Just go to genericbrand.com/nextleveland this offer is yours!  

Let’s continue to be amazing – together!

The ‘Fallers’ are giving you the opposite problem.  They may like your brand just as much as they always did but can’t justify maintaining their spend.  The last thing they want to feel is rejected or forgotten.  If they do, they’ll find someone else who values them.  Find an offer that reflects this difficulty and reassure them that they’ll always be welcome and that you will continue to value them:

Dear <FORENAME>,

Hi,

We all know this is a challenging time and we’re listening to customers’ stories everyday.  Like many of them, you may feel that the way you buy is changing – and we’d like you to know that we want to be part of those changes.

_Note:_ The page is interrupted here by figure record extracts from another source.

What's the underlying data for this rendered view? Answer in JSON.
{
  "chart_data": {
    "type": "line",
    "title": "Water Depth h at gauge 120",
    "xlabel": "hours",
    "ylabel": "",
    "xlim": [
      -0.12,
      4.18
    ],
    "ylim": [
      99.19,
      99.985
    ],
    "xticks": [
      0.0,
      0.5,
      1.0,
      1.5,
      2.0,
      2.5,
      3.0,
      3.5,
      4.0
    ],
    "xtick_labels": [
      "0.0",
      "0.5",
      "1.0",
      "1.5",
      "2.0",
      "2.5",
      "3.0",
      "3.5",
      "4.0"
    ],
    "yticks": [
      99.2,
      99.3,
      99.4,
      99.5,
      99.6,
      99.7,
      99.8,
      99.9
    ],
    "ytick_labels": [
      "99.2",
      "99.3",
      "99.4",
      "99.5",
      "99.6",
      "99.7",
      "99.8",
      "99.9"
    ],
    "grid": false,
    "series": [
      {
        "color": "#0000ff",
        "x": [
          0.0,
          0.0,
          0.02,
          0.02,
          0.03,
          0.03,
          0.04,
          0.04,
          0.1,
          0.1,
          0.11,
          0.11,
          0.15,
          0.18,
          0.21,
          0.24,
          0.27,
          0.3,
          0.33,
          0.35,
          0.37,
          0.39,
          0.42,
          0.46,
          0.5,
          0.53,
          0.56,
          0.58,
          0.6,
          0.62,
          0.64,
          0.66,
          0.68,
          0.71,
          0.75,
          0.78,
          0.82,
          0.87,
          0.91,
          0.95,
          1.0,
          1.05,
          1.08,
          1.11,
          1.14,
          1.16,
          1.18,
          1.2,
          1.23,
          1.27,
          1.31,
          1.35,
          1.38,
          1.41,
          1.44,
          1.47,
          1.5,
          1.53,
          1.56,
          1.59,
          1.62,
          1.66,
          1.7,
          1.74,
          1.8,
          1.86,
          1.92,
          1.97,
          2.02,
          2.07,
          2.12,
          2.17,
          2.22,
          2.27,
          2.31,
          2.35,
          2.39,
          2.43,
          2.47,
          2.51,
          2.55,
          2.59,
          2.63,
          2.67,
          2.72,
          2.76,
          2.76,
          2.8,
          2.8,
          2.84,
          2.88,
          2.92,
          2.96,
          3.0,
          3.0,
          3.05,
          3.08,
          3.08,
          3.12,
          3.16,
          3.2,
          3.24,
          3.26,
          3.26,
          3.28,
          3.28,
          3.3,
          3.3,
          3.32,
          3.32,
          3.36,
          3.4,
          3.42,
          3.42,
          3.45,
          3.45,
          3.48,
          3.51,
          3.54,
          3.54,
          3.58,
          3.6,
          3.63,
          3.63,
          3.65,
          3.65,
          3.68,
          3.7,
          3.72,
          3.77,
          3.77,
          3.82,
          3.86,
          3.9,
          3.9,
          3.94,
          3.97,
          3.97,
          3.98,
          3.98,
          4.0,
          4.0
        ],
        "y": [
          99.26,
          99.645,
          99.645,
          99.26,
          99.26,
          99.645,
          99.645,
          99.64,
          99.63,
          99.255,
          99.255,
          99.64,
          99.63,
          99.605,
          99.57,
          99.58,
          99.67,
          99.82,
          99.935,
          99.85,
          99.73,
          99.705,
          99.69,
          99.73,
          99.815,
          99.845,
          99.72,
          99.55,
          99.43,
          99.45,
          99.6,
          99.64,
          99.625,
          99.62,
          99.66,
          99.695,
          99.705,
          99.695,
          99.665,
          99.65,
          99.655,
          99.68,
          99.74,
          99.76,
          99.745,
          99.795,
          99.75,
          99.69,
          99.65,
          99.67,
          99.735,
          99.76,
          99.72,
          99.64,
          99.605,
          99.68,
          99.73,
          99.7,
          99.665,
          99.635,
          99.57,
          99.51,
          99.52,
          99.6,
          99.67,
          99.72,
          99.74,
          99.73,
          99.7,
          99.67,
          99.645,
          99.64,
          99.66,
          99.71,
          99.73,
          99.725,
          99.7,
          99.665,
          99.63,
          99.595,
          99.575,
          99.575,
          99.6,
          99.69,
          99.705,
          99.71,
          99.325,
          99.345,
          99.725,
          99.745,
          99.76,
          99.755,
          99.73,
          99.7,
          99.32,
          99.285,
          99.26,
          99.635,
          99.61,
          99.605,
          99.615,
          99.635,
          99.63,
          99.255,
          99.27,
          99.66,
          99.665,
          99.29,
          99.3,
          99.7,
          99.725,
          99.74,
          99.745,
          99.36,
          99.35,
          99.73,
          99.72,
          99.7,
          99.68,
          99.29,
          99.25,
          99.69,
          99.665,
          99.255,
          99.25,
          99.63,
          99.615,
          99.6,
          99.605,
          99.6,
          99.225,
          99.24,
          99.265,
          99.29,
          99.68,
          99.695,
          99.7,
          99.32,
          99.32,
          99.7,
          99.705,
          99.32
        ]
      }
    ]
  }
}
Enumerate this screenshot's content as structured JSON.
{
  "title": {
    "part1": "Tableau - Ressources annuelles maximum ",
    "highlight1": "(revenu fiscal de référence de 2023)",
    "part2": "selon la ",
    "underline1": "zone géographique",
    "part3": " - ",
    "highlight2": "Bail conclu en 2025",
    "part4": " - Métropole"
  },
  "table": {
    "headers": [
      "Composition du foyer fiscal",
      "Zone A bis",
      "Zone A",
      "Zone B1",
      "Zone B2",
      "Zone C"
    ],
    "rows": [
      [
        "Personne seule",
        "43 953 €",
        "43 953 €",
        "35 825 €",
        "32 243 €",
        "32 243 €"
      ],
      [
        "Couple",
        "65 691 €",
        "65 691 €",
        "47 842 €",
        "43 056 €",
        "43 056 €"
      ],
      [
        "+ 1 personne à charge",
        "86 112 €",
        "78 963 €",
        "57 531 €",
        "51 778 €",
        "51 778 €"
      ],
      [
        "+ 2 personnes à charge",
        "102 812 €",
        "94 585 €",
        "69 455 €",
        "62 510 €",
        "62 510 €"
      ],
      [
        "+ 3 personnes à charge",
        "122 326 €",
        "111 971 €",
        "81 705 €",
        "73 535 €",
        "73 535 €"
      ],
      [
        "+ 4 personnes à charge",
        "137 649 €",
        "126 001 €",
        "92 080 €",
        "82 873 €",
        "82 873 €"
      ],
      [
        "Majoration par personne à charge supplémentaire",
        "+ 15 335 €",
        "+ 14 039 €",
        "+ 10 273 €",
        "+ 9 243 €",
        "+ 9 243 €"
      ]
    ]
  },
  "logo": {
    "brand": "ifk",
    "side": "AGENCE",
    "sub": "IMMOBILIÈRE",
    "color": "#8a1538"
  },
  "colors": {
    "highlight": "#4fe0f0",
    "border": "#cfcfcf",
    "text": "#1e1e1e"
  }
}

We’d like to offer you <FALLERS_TAILORED_OFFER> to help you make the most of your purchases – and to assure you that we’re here to help in every way we can.

All you have to do is go to genericbrand.com/heretohelp and, together, we can change the way we work – and take on the challenges we’re all facing.

Let’s do this together!

As any superhero aficionado will tell you, “with great power, comes great responsibility”.  Very often, the ability to manipulate a database of tens – or even hundreds – of thousands of customers feels like an awesome power.  It certainly provides a level of insight and understanding that’s difficult to gain in any other way.  It’s therefore every marketer’s responsibility to make those insights matter, by informing the very best content it can.

Don’t just listen to me on this, consider the proclamation of one of the founding fathers of direct marketing.  The 40/40/20 Rule’ is a principle established by Ed Mayer in the 1960s which states that 40% of the success of a marketing campaign is based on reaching the right audience, 40% on the offer you make to that audience, with only the remaining 20% based on various other factors such as its presentation and format.  

You may be great at the first 40% and I’m sure you’re constantly agonising about the final 20% but are you doing enough to make the middle 40% as good as it could be?